Culture is the fabric of meaning we create to make sense of the cycle of life and death.
People do the same things around the world and across time because we are human. Colonizers taught us to see differences to justify their own violence, but what is truly wonderful is how similar we are. Culture makes us human.
The Hero with a Thousand Faces
“The Hero with a Thousand Faces” is a book on comparative mythology written by Joseph Campbell in 1949. It’s one of the foundations of New York Latin Culture Magazine.
Campbell’s thesis is that the human hero story is the same around the world and across time.
It goes something like this. A young person is cast out of her or his people. They wander some kind of desert for a long time. One day they meet a wise older figure who gives them some special knowledge or tool. Meanwhile the people are suffering some calamity. The hero returns to their people and saves them. They “slay the dragon” if you will.

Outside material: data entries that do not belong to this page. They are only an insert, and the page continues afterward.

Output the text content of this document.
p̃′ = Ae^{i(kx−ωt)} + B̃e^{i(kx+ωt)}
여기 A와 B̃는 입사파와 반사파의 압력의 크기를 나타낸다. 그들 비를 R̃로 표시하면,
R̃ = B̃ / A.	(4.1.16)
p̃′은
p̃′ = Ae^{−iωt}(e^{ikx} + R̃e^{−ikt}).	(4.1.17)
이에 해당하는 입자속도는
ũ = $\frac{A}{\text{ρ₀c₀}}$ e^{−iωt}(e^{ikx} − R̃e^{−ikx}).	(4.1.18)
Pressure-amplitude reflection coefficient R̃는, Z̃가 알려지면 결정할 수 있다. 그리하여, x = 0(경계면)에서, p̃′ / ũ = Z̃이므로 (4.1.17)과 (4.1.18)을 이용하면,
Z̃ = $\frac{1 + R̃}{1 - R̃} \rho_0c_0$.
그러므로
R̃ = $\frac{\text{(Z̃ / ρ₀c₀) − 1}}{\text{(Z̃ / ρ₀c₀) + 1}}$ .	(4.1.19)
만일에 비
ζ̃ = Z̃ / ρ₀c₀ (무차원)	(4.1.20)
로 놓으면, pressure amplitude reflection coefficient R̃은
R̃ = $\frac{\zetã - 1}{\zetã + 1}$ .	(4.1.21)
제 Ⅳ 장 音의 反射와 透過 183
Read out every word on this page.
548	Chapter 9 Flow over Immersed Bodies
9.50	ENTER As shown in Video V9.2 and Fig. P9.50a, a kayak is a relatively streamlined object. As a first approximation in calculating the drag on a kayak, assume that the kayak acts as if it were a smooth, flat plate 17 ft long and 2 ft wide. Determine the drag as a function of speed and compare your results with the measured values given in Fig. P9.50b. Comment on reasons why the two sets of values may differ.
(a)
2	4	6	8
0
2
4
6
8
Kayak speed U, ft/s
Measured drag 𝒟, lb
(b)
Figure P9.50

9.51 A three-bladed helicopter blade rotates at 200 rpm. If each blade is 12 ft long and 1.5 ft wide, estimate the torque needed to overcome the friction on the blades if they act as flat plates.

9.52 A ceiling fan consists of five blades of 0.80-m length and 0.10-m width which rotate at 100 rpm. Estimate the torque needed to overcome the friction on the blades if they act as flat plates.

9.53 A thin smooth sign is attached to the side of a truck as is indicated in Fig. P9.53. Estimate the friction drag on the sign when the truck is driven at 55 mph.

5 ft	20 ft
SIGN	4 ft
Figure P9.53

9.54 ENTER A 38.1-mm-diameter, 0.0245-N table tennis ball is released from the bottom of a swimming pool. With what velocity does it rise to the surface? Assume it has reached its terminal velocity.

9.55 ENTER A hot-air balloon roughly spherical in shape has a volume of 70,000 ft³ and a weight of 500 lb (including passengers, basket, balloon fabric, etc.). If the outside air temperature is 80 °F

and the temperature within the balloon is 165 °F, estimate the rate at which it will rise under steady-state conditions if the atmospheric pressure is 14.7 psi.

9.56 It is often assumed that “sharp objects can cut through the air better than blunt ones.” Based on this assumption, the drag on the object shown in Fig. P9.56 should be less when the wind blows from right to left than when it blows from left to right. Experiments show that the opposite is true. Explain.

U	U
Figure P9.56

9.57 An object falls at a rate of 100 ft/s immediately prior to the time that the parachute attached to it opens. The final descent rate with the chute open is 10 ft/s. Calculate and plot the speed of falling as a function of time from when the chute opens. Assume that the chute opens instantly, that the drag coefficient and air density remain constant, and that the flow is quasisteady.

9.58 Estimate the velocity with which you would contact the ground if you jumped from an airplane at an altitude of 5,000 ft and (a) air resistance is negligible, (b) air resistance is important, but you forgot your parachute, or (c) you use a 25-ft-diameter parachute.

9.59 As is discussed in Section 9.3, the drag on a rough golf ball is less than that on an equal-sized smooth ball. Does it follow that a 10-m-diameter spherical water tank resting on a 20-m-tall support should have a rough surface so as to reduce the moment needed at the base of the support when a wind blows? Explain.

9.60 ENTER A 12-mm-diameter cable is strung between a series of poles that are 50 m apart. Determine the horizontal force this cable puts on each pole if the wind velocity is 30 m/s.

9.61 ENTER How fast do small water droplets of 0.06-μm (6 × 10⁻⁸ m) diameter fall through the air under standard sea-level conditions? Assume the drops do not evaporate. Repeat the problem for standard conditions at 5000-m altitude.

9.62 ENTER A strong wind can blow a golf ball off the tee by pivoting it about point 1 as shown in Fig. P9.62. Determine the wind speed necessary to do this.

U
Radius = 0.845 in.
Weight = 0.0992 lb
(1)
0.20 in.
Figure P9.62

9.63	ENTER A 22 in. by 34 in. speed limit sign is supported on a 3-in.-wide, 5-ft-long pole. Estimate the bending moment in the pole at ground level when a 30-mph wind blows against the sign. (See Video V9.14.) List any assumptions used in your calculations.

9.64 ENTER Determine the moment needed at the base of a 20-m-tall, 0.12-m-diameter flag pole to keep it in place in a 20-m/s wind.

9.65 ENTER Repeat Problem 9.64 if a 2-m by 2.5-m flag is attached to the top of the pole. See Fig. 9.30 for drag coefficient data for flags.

If that sounds like a Biblical story, it is. If that sounds like an Australian Aboriginal story, it is. It is also the story told in “Star Wars.” George Lucas acknowledged spending a lot of time with Joseph Campbell.
The artist is meant to put the objects of this world together in such a way that through them you will experience that light, that radiance which is the light of our consciousness and which all things both hide and, when properly looked upon, reveal.”
Joseph Campbell, “Pathways to Bliss,” 2004
On our pages about “others,” we hope you will see some of yourself and through that recognize our common humanity.